For two vertical angles with measures m∠1 = (4x + 26) ° and m∠3 = (3x + 32) ° , what is the measure of each angle?(1 point) Responses 6° 6degree 24° 24degree 50° 50degree 64°
The measure of each angle is 64°.
are you sure
I apologize for the confusion. Since the two angles are vertical angles, they are congruent. So, we can set up an equation and solve for x.
m∠1 = m∠3
4x + 26 = 3x + 32
Subtract 3x from both sides:
4x - 3x + 26 = 3x - 3x + 32
x + 26 = 32
Subtract 26 from both sides:
x + 26 - 26 = 32 - 26
x = 6
Now we can substitute the value of x back into the expressions for the angles:
m∠1 = 4x + 26 = 4(6) + 26 = 24 + 26 = 50°
m∠3 = 3x + 32 = 3(6) + 32 = 18 + 32 = 50°
So, the measure of each angle is 50°.
are you sure
I apologize for the incorrect response earlier. Let's solve the problem again:
Since the two angles are vertical angles, they are congruent.
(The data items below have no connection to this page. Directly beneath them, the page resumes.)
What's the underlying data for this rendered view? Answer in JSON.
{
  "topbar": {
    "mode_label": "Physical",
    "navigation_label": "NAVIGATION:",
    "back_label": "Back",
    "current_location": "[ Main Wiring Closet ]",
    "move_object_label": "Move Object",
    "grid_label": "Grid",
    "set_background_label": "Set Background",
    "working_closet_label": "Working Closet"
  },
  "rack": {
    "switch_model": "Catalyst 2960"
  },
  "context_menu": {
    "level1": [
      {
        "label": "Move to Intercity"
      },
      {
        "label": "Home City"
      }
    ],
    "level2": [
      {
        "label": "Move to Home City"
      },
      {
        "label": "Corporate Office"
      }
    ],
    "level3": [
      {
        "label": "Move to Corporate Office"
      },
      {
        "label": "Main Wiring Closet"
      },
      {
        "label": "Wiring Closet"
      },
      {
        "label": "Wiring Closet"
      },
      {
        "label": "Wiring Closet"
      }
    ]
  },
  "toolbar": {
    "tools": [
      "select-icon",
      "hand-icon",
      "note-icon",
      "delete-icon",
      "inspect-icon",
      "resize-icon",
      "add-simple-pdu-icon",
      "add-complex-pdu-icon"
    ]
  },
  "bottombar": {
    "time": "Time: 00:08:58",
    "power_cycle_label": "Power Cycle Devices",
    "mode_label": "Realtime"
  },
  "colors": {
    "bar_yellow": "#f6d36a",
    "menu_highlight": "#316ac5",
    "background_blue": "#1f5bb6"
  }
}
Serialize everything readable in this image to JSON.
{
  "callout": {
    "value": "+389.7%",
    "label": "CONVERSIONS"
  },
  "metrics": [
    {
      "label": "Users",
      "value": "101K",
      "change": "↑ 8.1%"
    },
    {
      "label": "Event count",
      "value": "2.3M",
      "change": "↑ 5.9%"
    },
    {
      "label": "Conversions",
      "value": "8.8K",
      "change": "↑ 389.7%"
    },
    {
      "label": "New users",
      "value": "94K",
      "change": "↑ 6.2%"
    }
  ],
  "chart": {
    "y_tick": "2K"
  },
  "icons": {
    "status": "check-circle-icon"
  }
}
So, we can set up an equation and solve for x.
m∠1 = m∠3
4x + 26 = 3x + 32
Subtract 3x from both sides:
4x - 3x + 26 = 3x - 3x + 32
x + 26 = 32
Subtract 26 from both sides:
x + 26 - 26 = 32 - 26
x = 6
Now we can substitute the value of x back into the expressions for the angles:
m∠1 = 4x + 26 = 4(6) + 26 = 24 + 26 = 50°
m∠3 = 3x + 32 = 3(6) + 32 = 18 + 32 = 50°
So, the measure of each angle is 50°.